When the little tree falters and droops pathetically 
under the weight of that innocent-looking
but fatal ornament, and Charlie Brown wails
I've killed it, everything I touch gets ruined,
I feel for the guy: I know the sad prison
his heart's doing time in. I know how it feels
to be King Midas's evil twin,
Destructo-Man careening through the world,
smashing houses, reducing highways to rubble,
leveling whole cities with my evil-eye laser beams
and mega-grenades. If only I could hold 
a cute little bunny without crushing the breath 
out of it with my unrestrained strength, if only 
I could embrace a woman without inspiring 
in her the sudden desire to get 
a restraining order or move to Cleveland. 
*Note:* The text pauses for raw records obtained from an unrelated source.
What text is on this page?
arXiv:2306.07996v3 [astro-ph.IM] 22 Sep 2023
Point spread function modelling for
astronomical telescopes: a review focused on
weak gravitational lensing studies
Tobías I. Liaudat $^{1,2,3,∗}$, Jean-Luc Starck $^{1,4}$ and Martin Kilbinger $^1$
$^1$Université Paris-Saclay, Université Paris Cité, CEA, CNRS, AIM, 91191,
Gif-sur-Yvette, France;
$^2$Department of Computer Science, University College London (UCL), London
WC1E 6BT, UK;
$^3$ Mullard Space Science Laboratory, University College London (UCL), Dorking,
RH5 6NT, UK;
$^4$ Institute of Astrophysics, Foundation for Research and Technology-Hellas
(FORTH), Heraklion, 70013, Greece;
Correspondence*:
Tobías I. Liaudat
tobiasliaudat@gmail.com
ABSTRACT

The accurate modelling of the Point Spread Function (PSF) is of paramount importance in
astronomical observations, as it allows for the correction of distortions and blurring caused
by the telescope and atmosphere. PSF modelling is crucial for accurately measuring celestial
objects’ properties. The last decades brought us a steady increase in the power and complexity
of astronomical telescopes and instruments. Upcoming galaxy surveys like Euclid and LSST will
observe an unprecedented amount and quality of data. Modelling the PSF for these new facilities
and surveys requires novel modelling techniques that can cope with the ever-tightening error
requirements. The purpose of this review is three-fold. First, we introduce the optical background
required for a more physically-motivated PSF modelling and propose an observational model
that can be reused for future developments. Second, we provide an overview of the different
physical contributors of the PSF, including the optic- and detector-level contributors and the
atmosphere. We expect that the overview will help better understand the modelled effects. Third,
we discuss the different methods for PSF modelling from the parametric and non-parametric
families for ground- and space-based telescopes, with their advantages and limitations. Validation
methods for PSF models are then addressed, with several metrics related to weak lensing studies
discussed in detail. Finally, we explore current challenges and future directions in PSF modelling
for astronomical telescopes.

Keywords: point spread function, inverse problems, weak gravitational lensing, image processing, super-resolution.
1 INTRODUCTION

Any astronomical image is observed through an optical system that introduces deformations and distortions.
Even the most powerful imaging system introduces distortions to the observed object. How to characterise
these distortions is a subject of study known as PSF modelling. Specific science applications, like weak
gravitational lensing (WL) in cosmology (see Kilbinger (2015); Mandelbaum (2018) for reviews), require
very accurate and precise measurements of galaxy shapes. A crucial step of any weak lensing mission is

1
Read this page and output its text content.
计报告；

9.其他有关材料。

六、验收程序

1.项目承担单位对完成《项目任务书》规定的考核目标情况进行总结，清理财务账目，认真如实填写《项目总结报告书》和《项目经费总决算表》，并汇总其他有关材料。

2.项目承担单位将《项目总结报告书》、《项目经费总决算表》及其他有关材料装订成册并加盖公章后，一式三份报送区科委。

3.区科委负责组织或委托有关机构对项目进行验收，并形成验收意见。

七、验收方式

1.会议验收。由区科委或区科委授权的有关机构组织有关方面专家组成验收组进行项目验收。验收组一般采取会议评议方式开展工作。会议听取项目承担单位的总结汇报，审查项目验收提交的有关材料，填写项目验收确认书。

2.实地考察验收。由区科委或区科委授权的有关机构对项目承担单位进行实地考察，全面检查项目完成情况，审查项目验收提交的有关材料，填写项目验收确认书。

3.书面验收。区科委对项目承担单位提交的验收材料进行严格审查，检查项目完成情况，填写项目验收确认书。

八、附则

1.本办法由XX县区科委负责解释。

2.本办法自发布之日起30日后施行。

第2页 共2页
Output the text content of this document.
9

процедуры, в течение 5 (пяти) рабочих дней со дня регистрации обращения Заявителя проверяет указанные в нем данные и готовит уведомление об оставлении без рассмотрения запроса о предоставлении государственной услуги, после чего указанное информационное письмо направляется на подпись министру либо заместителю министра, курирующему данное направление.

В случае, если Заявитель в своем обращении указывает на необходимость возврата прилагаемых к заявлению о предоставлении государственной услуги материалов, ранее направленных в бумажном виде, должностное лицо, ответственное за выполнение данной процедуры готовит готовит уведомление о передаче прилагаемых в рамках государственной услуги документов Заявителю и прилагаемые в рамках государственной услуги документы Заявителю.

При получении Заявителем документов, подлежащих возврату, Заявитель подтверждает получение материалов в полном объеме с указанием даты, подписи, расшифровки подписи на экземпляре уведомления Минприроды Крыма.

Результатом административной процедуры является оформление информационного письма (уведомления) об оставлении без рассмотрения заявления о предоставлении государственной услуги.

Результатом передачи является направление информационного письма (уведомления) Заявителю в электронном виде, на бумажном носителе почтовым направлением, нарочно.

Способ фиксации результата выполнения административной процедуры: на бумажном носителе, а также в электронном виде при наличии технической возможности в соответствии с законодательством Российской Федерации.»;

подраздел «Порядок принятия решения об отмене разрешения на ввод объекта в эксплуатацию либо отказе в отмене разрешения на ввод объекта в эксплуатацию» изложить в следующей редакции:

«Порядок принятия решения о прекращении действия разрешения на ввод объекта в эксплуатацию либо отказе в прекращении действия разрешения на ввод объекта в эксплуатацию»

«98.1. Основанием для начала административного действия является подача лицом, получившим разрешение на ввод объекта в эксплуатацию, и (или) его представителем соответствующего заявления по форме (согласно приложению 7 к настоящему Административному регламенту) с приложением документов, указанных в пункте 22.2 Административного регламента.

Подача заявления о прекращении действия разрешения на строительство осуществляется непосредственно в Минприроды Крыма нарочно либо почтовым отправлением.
I wish I could have a drink with Charlie 
Brown – he must be old enough now, 
he probably goes by Charles, or Chuck – 
and tell him it gets better, Chuck, or, really, 
it doesn’t, but you learn to live with it,
and you learn that what you destroy comes back
to you, not always, but sometimes, refreshed
and reassembled, almost as good
as new, and sometimes – sometimes – bearing
the willingness to forgive. And he'd take
a long, mad gulp of his vodka gimlet,
stare off into a world that only
he is heartbroken and tipsy enough
to see – some planar Midwestern town
with repeating trees and ink-black night skies,
and, forgetting that I was there, he'd shake 
that globe of a head and sigh and mutter 
You know, the truth is that Linus was right.
It really wasn't such a bad little tree.